还有一个和 equals() 比较类似的方法 equalsIgnoreCase(),它是用于忽略字符串的大小写之后进行字符串对比。
compareTo() 比较两个字符串
compareTo() 方法用于比较两个字符串,返回的结果为 int 类型的值,源码如下:
public int compareTo(String anotherString) {
int len1 = value.length;
int len2 = anotherString.value.length;
// 获取到两个字符串长度最短的那个 int 值
int lim = Math.min(len1, len2);
char v1[] = value;
char v2[] = anotherString.value;
int k = 0;
// 对比每一个字符
while (k < lim) {
char c1 = v1[k];
char c2 = v2[k];
if (c1 != c2) {
// 有字符不相等就返回差值
return c1 - c2;
}
k++;
}
return len1 - len2;
}从源码中可以看出,compareTo() 方法会循环对比所有的字符,当两个字符串中有任意一个字符不相同时,则 return char1-char2。
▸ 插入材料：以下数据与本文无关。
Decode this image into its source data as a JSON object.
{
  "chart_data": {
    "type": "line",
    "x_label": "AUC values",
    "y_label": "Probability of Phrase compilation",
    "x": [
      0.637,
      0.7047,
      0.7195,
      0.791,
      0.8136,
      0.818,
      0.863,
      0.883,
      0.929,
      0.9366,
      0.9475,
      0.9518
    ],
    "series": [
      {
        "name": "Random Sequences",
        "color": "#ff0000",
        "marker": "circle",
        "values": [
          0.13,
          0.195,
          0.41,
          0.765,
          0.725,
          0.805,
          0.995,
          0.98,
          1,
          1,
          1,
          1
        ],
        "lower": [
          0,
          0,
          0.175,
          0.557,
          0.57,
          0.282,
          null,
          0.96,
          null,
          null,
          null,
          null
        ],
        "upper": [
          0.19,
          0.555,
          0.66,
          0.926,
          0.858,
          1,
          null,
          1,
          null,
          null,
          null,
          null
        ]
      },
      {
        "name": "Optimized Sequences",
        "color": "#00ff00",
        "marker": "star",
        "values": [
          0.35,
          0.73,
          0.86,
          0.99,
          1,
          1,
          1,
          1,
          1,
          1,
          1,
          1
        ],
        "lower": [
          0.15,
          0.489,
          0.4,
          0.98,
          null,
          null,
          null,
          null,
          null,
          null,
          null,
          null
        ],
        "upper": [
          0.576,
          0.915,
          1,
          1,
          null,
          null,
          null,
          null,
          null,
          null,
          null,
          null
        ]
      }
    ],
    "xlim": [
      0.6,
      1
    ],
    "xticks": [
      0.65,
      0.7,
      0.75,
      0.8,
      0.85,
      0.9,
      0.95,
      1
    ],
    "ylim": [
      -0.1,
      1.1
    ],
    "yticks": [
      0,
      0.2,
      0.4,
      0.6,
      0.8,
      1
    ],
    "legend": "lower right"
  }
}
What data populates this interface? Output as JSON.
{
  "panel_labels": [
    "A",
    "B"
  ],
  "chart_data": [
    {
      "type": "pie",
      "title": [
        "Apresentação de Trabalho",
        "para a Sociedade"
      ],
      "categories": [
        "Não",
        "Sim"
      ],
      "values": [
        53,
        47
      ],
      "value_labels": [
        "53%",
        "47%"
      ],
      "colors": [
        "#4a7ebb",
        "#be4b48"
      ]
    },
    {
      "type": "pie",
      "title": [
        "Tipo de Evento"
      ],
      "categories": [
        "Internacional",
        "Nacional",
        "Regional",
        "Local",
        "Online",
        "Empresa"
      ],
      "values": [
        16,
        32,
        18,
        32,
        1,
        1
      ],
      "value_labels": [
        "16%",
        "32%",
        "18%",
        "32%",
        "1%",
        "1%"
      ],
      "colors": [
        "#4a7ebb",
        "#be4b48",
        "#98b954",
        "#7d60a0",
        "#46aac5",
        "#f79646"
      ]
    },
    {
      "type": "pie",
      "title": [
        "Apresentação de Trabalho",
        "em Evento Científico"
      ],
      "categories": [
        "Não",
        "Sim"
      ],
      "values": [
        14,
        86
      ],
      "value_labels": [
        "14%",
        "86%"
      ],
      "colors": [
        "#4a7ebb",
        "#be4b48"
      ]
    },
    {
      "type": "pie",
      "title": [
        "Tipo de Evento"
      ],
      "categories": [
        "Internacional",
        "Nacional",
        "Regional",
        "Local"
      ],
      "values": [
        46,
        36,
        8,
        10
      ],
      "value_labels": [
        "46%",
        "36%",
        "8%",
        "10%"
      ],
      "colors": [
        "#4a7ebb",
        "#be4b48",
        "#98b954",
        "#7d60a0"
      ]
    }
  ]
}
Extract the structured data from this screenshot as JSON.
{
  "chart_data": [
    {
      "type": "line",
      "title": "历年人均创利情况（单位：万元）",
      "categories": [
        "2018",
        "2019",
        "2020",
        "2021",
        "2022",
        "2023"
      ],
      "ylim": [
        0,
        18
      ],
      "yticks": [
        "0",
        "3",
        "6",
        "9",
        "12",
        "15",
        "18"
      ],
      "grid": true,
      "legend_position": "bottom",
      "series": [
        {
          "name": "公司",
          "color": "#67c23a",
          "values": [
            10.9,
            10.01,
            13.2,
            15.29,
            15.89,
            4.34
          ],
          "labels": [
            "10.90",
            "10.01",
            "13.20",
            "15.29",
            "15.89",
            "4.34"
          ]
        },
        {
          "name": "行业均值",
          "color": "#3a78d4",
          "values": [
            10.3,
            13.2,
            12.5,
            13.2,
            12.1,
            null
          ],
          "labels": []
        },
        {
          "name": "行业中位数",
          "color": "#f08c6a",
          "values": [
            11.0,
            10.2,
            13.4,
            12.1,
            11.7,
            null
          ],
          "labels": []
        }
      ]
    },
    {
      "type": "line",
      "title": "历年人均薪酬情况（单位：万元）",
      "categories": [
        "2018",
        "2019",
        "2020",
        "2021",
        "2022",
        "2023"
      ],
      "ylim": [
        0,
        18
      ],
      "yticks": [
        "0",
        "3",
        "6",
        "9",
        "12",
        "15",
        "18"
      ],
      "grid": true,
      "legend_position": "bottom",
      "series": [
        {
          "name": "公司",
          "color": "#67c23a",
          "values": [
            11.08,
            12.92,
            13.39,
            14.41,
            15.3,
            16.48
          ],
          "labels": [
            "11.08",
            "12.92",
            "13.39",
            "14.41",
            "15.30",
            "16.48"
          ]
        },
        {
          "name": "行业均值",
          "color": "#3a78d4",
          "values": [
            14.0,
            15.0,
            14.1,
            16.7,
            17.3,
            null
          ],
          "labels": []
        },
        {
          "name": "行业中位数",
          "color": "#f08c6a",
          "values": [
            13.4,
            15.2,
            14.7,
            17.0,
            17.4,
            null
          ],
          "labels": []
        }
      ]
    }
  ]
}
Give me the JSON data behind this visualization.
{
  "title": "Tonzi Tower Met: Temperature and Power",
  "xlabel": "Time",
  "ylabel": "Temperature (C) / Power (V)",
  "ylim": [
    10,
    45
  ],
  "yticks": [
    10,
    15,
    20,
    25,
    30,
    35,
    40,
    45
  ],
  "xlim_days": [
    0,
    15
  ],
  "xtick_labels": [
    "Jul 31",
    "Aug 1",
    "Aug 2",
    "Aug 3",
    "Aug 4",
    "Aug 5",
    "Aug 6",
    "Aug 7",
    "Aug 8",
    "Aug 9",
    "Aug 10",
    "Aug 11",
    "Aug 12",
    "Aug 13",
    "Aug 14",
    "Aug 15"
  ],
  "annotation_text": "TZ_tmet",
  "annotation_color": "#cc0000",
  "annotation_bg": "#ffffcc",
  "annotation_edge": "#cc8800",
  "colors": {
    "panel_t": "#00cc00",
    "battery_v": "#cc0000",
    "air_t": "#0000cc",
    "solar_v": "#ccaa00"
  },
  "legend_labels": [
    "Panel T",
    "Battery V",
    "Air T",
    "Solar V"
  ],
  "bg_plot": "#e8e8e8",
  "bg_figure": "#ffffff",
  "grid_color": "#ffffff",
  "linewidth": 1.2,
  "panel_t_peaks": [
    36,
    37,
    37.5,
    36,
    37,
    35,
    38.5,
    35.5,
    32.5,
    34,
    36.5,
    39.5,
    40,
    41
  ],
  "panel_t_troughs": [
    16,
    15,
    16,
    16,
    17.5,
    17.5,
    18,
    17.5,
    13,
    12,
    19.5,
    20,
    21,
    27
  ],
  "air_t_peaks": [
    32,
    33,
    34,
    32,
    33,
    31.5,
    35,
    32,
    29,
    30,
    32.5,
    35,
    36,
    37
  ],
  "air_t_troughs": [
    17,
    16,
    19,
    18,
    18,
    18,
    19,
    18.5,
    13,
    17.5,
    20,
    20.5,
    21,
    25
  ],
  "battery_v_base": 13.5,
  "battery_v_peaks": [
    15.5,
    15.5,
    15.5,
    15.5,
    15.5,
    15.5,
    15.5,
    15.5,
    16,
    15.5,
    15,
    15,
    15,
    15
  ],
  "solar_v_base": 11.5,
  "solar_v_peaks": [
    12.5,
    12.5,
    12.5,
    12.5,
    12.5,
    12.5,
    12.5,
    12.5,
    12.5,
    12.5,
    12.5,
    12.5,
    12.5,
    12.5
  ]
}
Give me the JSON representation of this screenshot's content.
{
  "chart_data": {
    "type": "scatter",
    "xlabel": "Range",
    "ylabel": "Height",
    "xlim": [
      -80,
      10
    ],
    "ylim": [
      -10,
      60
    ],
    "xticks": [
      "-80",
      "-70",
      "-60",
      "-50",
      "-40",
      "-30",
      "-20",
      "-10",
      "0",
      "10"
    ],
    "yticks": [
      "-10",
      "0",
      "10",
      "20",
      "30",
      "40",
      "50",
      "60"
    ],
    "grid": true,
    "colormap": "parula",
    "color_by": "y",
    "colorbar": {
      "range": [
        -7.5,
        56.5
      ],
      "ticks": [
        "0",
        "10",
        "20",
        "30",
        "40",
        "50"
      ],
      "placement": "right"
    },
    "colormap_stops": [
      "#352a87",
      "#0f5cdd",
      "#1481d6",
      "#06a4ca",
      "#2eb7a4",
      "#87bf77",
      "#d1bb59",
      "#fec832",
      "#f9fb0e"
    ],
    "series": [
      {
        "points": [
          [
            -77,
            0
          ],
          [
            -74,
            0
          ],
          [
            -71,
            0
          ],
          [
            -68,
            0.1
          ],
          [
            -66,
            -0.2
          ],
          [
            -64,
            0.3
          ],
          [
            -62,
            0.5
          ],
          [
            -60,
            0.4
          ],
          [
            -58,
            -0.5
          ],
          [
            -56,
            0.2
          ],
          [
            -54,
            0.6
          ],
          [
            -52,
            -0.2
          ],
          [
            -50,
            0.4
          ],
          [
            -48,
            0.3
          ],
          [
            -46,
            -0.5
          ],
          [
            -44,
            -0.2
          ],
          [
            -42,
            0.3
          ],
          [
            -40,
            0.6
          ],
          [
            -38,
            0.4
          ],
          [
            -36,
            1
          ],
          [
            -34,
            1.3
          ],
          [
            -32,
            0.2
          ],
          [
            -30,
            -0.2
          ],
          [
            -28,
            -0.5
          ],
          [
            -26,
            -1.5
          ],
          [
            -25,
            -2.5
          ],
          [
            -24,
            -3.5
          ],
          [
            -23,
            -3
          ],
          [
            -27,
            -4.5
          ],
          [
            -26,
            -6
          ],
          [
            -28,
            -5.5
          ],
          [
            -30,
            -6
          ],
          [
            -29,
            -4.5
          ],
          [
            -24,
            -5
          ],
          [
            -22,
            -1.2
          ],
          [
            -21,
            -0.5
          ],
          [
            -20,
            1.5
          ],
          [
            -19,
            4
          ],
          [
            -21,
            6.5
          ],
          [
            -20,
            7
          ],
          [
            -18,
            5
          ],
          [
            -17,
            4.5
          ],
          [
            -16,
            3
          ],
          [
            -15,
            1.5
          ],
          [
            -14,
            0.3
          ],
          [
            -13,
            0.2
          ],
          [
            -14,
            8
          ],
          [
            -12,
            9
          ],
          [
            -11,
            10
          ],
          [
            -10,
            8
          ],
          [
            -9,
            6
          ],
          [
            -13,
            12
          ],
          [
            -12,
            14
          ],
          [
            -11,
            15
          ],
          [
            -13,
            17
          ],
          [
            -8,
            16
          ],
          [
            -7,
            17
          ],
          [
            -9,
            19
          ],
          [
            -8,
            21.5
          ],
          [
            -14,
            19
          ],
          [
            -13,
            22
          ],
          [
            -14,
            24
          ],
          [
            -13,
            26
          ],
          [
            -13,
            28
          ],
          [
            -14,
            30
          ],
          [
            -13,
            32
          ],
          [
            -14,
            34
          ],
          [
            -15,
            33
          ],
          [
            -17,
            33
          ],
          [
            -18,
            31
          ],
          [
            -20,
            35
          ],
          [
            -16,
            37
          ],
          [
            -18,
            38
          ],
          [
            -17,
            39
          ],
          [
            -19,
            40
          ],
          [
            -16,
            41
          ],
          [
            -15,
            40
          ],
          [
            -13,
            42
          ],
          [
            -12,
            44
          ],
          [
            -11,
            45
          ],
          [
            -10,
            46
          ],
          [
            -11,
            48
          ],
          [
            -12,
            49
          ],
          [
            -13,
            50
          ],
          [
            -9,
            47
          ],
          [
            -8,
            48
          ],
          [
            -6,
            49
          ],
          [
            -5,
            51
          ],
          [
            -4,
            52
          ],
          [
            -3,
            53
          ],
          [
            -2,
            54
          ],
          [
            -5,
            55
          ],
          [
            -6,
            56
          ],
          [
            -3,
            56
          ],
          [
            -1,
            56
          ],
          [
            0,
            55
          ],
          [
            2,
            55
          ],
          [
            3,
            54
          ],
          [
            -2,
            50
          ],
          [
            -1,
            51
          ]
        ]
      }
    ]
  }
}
比如,两个字符串分别存储的是 1 和 2,返回的值是 -1;如果存储的是 1 和 1,则返回的值是 0 ,如果存储的是 2 和 1,则返回的值是 1。
还有一个和 compareTo() 比较类似的方法 compareToIgnoreCase(),用于忽略大小写后比较两个字符串。
可以看出 compareTo() 方法和 equals() 方法都是用于比较两个字符串的,但它们有两点不同:
- equals() 可以接收一个 Object 类型的参数,而 compareTo() 只能接收一个 String 类型的参数;
- equals() 返回值为 Boolean,而 compareTo() 的返回值则为 int。
它们都可以用于两个字符串的比较,当 equals() 方法返回 true 时,或者是 compareTo() 方法返回 0 时,则表示两个字符串完全相同。
其他重要方法
- indexOf():查询字符串首次出现的下标位置
- lastIndexOf():查询字符串最后出现的下标位置
- contains():查询字符串中是否包含另一个字符串
- toLowerCase():把字符串全部转换成小写
- toUpperCase():把字符串全部转换成大写
- length():查询字符串的长度
- trim():去掉字符串首尾空格
- replace():替换字符串中的某些字符
- split():把字符串分割并返回字符串数组
- join():把字符串数组转为字符串
考点分析
这道题目考察的重点是,你对 Java 源码的理解,这也从侧面反应了你是否热爱和喜欢专研程序,而这正是一个优秀程序员所必备的特质。
String 源码属于所有源码中最基础、最简单的一个,对 String 源码的理解也反应了你的 Java 基础功底。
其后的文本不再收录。